When he is not doing patient advocacy work, Eric enjoys hanging out with his cat Maya, meditating, reading, dreaming about hiking in national parks, visiting with friends, cooking simple, delicious recipes, and resting his overwrought nervous system. He is deeply inspired by the mission and mandate of MadFreedom Advocates, and loves working with a staff of people who all feel as passionately, if not more so, about mad liberation.

Emma Munson-Blatt

Emma Munson-Blatt

Patient Representative - Southern Vermont

Emma Munson-Blatt (they/them) is a sexual assault and psychiatric survivor who believes understanding intersectionality is a key component of restorative justice.
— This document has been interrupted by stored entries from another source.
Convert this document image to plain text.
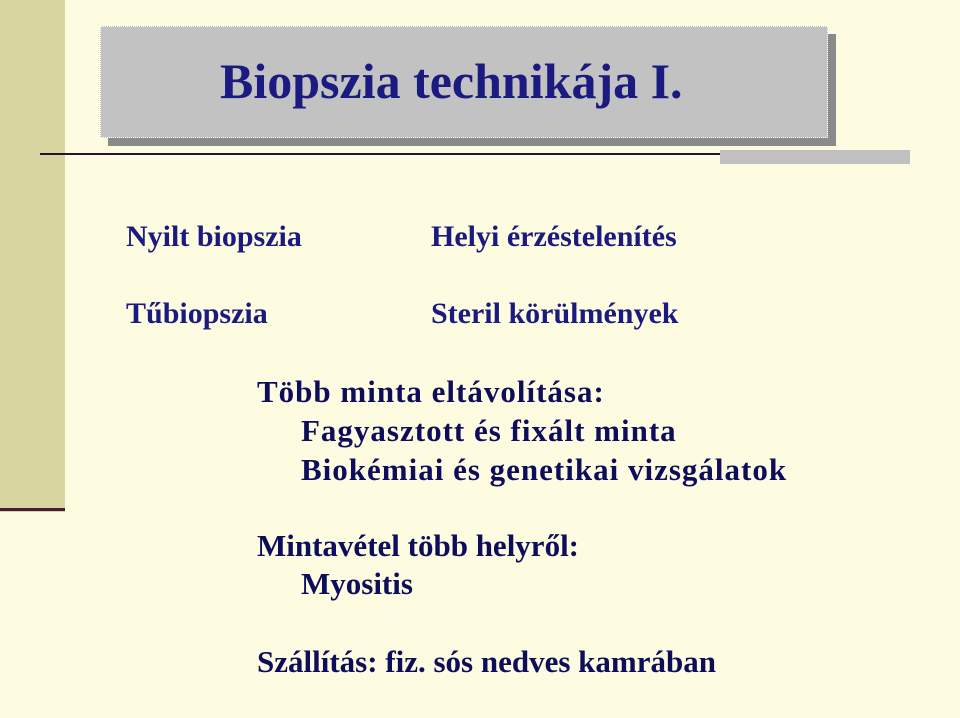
Biopszia technikája I.
Nyilt biopszia
Tűbiopszia
Helyi érzéstelenítés
Steril körülmények
Több minta eltávolítása:
Fagyasztott és fixált minta
Biokémiai és genetikai vizsgálatok
Mintavétel több helyről:
Myositis
Szállítás: fiz. sós nedves kamrában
They are informed by lived experiences coping with extreme mental states and self-liberating from addictive substances. Emma is passionate about supporting peers who face stigmatization and marginalization within mental health “care” institutions and systems.

Emma’s advocacy work has included fighting for LGBTQIA+ rights, immigrant rights, antiwar policies, environmental justice, and abolition of the prison-industrial complex through nonviolent direct action. They have organized with the national group Climate Defiance and Mass Action Against Police Brutality, a Boston-based organization that supported families who lost loved ones to police violence and experienced police brutality. Emma is pursuing an associates degree in human services at Greenfield Community College in Massachusetts.

In their free time, Emma enjoys thrifting, spending time with family and pets, reading, writing, collecting rocks, and always (no matter what time of year!) preparing for Halloween.